BPA Board Votes Down Controversial Reporting Changes
Paragraph 3b stays as-is, hourly fees and new two-page baseline report approved.

During a meeting late last week, the BPA board of directors voted against a controversial proposal to change one-, two-, and three-year reporting in paragraph 3b of its reporting requirements. The incentive was to let publishers ease their marketing expense to the one- and two-year names while remaining a BPA member.
According to BPA CEO Glenn Hansen, the group hoped the proposal would be vetoed. "Despite what was in the agenda, we thought that at this point [the board] should reaffirm the one-, two- and three-year breakout as mandatory,†he says.
The board agreed, and, according to board member and Tech Briefs Media Group president Joe Pramberger, the vote was nearly unanimous. "It first went to the audit committee and then to the board, and in both cases they were very strongly in favor of keeping the current configuration. That was very clear."
But BPA also floated the proposal to allow existing members the opportunity to file for an exception, essentially allowing themselves a one-year break from the required 3b reporting. This idea arose because former members returning to the BPA fold can waive 3b reporting for a year, which has been a source of frustration for existing members. This measure was not approved either.
Meanwhile, the board of directors did decide to establish a new hourly fee structure based on a brand membership, rather than charging by channel. The board also approved a new "baseline" report, which gives members the option of producing a two-page statement with a minimum of required data for each table.

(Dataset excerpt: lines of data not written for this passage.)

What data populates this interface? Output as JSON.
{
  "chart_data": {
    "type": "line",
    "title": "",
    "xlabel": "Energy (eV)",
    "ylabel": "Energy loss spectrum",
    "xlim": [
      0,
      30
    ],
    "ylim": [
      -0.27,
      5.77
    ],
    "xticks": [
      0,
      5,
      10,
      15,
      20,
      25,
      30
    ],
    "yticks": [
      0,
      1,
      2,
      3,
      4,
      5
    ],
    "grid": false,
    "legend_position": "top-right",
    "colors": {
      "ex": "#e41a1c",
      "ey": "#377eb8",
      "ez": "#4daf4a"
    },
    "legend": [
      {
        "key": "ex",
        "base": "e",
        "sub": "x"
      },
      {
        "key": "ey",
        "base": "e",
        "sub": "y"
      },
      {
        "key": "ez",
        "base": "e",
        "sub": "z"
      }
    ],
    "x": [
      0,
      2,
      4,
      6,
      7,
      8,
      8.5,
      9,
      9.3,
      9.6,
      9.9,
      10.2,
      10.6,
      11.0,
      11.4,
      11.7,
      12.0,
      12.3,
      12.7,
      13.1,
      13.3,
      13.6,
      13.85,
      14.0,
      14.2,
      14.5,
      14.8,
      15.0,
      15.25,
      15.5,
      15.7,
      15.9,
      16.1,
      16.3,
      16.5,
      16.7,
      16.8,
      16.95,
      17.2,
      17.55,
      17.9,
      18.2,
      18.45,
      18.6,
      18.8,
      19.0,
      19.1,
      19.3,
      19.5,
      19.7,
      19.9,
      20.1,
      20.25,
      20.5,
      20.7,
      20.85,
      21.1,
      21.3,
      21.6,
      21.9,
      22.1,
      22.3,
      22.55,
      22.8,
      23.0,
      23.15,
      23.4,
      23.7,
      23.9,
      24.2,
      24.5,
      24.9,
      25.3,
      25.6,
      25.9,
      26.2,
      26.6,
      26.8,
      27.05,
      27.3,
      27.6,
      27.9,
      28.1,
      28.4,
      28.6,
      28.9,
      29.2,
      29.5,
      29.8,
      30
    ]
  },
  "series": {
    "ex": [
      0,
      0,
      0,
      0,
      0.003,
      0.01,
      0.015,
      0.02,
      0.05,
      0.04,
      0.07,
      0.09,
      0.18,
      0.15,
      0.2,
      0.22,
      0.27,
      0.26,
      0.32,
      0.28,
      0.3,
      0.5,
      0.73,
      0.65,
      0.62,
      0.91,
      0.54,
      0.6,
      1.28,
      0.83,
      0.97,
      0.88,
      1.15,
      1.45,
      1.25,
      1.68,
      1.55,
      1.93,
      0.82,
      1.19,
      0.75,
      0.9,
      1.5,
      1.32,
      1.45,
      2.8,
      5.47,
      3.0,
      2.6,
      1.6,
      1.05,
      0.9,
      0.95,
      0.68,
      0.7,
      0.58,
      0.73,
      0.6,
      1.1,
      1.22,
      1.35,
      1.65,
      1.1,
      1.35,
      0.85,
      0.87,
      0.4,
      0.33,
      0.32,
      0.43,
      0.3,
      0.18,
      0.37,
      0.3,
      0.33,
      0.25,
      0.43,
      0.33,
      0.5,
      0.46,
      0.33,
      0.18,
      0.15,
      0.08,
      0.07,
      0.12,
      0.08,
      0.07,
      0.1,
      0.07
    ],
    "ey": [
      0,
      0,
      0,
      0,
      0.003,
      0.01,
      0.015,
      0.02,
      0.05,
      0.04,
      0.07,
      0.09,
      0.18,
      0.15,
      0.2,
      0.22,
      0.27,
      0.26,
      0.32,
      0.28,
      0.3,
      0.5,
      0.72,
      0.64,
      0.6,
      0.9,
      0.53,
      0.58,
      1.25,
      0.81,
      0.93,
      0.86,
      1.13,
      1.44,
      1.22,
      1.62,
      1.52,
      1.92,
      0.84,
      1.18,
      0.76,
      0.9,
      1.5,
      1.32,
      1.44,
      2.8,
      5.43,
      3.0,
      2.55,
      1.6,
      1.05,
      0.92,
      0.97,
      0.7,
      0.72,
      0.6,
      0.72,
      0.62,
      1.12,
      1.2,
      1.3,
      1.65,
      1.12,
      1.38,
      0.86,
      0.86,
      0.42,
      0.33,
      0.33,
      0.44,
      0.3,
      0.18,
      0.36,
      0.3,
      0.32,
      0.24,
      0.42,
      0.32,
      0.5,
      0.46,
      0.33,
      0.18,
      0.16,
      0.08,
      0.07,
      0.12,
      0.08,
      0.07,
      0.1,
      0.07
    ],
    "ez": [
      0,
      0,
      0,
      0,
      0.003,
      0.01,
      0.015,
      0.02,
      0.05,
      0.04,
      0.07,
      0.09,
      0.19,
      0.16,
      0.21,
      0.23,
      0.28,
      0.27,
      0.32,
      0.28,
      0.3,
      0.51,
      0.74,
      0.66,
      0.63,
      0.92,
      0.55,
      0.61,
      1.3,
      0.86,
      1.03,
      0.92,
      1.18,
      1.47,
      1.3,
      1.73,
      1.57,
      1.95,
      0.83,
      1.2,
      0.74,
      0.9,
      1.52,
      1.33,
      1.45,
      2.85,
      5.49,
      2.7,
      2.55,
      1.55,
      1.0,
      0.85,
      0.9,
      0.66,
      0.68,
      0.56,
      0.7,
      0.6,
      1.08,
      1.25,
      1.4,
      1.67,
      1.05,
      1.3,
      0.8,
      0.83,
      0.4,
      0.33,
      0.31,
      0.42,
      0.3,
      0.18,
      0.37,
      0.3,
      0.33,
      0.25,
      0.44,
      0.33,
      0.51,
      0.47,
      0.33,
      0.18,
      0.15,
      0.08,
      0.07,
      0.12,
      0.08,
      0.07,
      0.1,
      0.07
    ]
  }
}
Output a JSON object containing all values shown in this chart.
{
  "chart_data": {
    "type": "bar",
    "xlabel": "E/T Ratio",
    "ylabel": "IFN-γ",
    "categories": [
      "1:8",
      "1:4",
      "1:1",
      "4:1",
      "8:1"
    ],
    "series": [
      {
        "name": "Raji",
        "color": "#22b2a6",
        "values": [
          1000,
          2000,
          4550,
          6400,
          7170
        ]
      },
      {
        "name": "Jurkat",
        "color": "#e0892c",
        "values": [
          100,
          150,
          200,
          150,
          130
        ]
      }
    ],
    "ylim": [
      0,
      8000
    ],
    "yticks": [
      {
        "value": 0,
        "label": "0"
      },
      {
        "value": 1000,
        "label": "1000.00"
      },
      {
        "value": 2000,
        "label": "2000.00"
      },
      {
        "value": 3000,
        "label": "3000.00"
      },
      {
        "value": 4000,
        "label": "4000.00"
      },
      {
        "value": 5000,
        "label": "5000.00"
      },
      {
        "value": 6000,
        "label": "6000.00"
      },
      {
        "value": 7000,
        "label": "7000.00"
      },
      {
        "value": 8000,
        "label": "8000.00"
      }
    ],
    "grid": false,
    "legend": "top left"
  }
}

The new pricing structure is an hourly rate that lumps in all of a brand's channels. Previously, the print, digital, event and other channels each had their own membership fee structures.
To find out how the new fees will impact reporting, publishers need to start with the channel that has the highest distribution. BPA will allocate a certain number of hours against that channel. From there, everything else is incrementally charged a "uniform hourly rate."
Additionally, the separate charge for supplemental data reporting, which was 75 percent of the base audit fee, has been removed. "What we've been noticing over the last two years is the number of people reporting the multiple response questions has declined," says Hansen. "As a result, the reports become data poor rather than data rich, and we as an organization would rather have multichannel reports that are data rich."
3b Issue Would Have Been a ‘Black Eye’
While the publisher's committee voted in favor of the 3b proposal in March, some think it would have been a black eye for BPA. "What's the point of the audit, then?" says one source. "We might as well not be audited."
Mike Serino, director of circulation at Scranton Gillette Communications, says that if the measure passed and there was no pushback from his advertising community, his company would leave BPA. "We'd go into the selling season in the fall, and if our competitors collapsed 3b and if we didn't see any pushback, we would resign. It would be perceived in the marketplace that BPA is reducing their standards and they would never recover from that. If we don't lose ad pages, then what's the point?"
Again, the board reacted similarly. "It was felt it would degrade the statements if that were made optional," says Pramberger.